Where is it better to undergo rehabilitation - in a hospital or on an outpatient basis? Are there any intensive courses?

- Our brain is designed in such a way that it learns poorly under intense stress. An analogy with a foreign language is appropriate here, which is best to study every day for half an hour or an hour and at the same time take breaks. Neural connections are formed gradually and are fixed in the brain. This is a long process. And if the severity is high, it can take months or years. Therefore, a hospital is needed only in the very first days, and then a long routine recovery process will follow, which is more efficient to carry out on an outpatient basis. Unfortunately, so far we have very few centers that work on an outpatient basis, but they are gradually emerging.

Can I do it myself at home?

- It is possible and necessary. Especially if the violations are not severe. The main thing is not to overdo it, in my practice there were cases when people literally drove themselves. And, of course, it is advisable to do this under the supervision of a physical rehabilitation specialist.

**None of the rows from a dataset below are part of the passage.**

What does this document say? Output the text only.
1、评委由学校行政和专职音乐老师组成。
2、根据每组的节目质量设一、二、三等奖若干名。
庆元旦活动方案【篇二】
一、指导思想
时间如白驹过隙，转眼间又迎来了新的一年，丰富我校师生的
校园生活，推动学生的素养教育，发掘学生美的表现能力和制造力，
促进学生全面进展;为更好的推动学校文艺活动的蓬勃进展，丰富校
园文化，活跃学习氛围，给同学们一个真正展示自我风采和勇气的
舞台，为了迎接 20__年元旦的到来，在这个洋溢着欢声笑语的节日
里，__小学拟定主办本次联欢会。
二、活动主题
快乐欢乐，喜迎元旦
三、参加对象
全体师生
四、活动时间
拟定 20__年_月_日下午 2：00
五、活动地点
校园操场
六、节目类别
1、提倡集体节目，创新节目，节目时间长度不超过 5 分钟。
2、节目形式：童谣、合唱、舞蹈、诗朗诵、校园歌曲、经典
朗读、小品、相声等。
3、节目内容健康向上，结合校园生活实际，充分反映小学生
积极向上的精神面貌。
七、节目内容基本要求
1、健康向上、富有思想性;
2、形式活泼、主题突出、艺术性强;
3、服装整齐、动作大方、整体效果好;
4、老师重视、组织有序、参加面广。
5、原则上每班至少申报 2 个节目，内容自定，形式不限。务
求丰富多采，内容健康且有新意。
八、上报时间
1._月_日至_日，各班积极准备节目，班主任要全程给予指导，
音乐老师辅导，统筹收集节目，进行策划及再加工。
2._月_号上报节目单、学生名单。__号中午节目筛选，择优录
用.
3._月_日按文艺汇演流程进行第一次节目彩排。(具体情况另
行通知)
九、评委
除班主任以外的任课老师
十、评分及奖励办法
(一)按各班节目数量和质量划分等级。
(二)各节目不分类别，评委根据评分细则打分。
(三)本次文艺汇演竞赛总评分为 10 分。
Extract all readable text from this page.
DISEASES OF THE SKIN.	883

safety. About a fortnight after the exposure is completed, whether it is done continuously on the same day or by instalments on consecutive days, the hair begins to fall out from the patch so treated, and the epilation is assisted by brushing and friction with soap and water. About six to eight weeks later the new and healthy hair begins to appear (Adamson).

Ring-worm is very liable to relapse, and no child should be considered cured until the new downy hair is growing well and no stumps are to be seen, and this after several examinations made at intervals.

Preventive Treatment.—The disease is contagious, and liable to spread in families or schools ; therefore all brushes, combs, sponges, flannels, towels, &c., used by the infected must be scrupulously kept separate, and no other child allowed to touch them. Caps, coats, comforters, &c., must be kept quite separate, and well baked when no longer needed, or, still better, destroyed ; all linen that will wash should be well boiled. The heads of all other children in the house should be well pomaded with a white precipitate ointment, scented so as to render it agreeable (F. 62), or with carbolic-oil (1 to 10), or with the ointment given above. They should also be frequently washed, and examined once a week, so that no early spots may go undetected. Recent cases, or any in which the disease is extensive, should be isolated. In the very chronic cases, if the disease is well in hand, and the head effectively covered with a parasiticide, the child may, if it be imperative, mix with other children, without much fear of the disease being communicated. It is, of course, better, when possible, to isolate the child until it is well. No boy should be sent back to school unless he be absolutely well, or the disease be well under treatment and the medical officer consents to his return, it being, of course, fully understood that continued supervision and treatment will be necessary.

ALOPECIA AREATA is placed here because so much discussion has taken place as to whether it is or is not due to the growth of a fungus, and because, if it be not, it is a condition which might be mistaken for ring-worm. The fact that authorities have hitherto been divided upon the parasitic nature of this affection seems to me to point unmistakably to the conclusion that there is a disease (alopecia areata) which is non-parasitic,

But if the violations are serious, then it is more effective to engage in an outpatient center with a specialist, and at home just do some exercises that the specialist showed to relatives.

What should be considered when choosing a physical therapist? How to understand that you are a professional?

- You need to pay attention to the following things. First, the specialist must necessarily assess the impairment of the patient's functions and use scales and tests to determine the quality of movement. Secondly, the result of the assessment should always be the goal of rehabilitation, which is formulated precisely in the form of activity (as in the above-mentioned Ivan Petrovich). The goal is to measure progress and create motivation. And both the assessment and the goal need to be repeated / changed from time to time. And thirdly, in my opinion, a good specialist always teaches the patient's family. Relatives can do a lot to make the recovery faster. With regard to professional competencies, find out what education the specialist received and what kind of experience he has with such patients.The most common techniques for stroke are PNF therapy (Proprioceptive neuromuscular facilitation) and Bobath therapy. It is desirable for the specialist to be proficient in at least one of these techniques and also have knowledge of functional anatomy.

Physical therapy is a new specialty. Is it possible to rehabilitate with her means if the stroke happened 15-20 years ago?

- Rehabilitation is always possible, just the goals will be different. The first six months after a stroke - the most important period - is a true active recovery. Further, there are less and less opportunities to return the lost function, but this does not mean that nothing needs to be done. In 5 and even in 25 years we can work, but this will no longer be the regeneration of brain cells, but an improvement in the quality of movement. Moreover, if you do not practice, then the condition will gradually worsen and regression will come. Therefore, rehabilitation is not only possible, it is mandatory.